Department of Molecular Biology, Palladin Institute of Biochemistry, National Academy of Sciences of Ukraine, Kyiv, Ukraine.
Department of Pediatrics, National Bohomolets Medical University, Kyiv, Ukraine.
Endocr Regul. 2020 Jul 1;54(3):196-206. doi: 10.2478/enr-2020-0022.

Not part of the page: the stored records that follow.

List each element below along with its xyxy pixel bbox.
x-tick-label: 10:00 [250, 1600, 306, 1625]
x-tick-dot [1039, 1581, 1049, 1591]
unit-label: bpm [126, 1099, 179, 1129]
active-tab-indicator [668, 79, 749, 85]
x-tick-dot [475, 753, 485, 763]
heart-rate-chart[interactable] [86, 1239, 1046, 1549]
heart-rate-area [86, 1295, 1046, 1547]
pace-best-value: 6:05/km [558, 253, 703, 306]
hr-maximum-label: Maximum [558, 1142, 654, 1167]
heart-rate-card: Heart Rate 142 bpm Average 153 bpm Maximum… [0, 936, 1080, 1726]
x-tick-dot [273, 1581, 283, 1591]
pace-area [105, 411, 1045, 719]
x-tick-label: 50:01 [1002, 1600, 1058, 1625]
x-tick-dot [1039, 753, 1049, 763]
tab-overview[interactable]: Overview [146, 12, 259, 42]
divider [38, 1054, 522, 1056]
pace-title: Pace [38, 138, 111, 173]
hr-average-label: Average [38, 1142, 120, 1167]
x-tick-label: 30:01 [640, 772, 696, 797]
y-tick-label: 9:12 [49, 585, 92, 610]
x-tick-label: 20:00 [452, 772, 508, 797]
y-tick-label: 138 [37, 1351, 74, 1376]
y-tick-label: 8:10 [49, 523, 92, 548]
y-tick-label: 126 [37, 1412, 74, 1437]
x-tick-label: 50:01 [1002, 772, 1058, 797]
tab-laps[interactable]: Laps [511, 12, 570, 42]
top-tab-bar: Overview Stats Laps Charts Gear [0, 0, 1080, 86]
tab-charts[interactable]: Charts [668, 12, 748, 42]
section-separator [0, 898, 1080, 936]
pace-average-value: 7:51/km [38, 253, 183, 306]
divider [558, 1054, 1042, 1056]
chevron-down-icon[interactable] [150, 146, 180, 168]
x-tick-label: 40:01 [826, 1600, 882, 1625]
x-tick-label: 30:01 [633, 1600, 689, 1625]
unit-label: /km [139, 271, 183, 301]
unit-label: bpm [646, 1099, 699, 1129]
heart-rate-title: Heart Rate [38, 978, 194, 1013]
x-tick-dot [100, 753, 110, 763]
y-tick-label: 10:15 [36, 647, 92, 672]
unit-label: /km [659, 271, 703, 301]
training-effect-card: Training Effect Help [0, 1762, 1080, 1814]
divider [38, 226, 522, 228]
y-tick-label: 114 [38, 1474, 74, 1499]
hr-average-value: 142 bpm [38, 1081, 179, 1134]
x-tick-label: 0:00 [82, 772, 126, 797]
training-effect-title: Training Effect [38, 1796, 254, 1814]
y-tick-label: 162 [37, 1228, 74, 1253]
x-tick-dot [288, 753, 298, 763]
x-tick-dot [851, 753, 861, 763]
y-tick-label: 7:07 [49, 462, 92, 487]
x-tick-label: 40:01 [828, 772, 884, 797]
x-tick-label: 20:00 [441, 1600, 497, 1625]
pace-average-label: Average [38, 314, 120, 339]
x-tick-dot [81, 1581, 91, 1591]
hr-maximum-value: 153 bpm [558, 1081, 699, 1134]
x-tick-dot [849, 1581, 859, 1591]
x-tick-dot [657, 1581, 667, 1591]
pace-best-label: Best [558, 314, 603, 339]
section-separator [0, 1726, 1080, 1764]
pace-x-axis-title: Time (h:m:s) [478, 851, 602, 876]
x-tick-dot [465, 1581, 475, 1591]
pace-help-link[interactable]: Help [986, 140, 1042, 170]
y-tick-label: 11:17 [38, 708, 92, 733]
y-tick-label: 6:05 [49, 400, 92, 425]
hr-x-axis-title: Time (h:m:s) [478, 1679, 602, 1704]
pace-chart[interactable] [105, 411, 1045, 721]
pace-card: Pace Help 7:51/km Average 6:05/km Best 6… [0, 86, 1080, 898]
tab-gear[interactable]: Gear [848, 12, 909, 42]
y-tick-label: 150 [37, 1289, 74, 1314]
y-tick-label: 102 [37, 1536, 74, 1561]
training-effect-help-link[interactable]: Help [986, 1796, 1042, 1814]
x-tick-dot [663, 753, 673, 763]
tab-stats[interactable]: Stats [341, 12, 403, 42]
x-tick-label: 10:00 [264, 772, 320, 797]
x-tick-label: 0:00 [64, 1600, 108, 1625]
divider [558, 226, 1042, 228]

The aim of the present investigation was to study the expression of genes encoding homeobox proteins ZEB2 (zinc finger E-box binding homeobox 2), TGIF1 (TGFB induced factor homeobox 1), SPAG4 (sperm associated antigen 4), LHX1 (LIM homeobox 1), LHX2, LHX6, NKX3-1 (NK3 homeobox 1), and PRRX1 (paired related homeobox 1) in U87 glioma cells in response to glucose deprivation in control glioma cells and cells with knockdown of ERN1 (endoplasmic reticulum to nucleus signaling 1), the major pathway of the endoplasmic reticulum stress signaling, for evaluation of it possible significance in the control of glioma growth through ERN1 signaling and chemoresistance.
The expression level of homeobox family genes was studied in control (transfected by vector) and ERN1 knockdown U87 glioma cells under glucose deprivation condition by real-time quantitative polymerase chain reaction.
It was shown that the expression level of ZEB2, TGIF1, PRRX1, and LHX6 genes was up-regulated in control glioma cells treated by glucose deprivation. At the same time, the expression level of three other genes (NKX3-1, LHX1, and LHX2) was down-regulated. Furthermore, ERN1 knockdown of glioma cells significantly modified the effect glucose deprivation condition on the expression almost all studied genes. Thus, treatment of glioma cells without ERN1 enzymatic activity by glucose deprivation condition lead to down-regulation of the expression level of ZEB2 and SPAG4 as well as to more significant up-regulation of PRRX1 and TGIF1 genes. Moreover, the expression of LHX6 and NKX3-1 genes lost their sensitivity to glucose deprivation but LHX1 and LHX2 genes did not change it significantly.
The results of this investigation demonstrate that ERN1 knockdown significantly modifies the sensitivity of most studied homeobox gene expressions to glucose deprivation condition and that these changes are a result of complex interaction of variable endoplasmic reticulum stress related and unrelated regulatory factors and contributed to glioma cell growth and possibly to their chemoresistance.
本研究旨在研究锌指 E 盒结合同源盒 2(ZEB2)、转化生长因子 B 诱导因子同源盒 1(TGIF1)、精子相关抗原 4(SPAG4)、LIM 同源盒 1(LHX1)、LHX2、LHX6、NK3 同源盒 1(NKX3-1)和配对相关同源盒 1(PRRX1)基因在 U87 神经胶质瘤细胞中对葡萄糖剥夺的表达,在对照神经胶质瘤细胞和 ERN1(内质网到核信号 1)敲低的细胞中,ERN1 信号在控制神经胶质瘤生长和化学抗性方面的可能意义,内质网应激信号的主要途径。
通过实时定量聚合酶链反应研究葡萄糖剥夺条件下对照(转染载体)和 ERN1 敲低 U87 神经胶质瘤细胞中同源盒家族基因的表达水平。
结果表明,葡萄糖剥夺处理的对照神经胶质瘤细胞中 ZEB2、TGIF1、PRRX1 和 LHX6 基因的表达水平上调。同时,另外三个基因(NKX3-1、LHX1 和 LHX2)的表达水平下调。此外,神经胶质瘤细胞中 ERN1 的敲低显著改变了葡萄糖剥夺条件对几乎所有研究基因表达的影响。因此,无 ERN1 酶活性的神经胶质瘤细胞在葡萄糖剥夺条件下的处理导致 ZEB2 和 SPAG4 表达水平下调,以及 PRRX1 和 TGIF1 基因的更显著上调。此外,LHX6 和 NKX3-1 基因的表达对葡萄糖剥夺失去敏感性,但 LHX1 和 LHX2 基因的表达变化不显著。
本研究结果表明,ERN1 的敲低显著改变了大多数研究的同源盒基因表达对葡萄糖剥夺条件的敏感性,这些变化是内质网应激相关和不相关调节因子的复杂相互作用的结果,有助于神经胶质瘤细胞的生长,并可能有助于其化学抗性。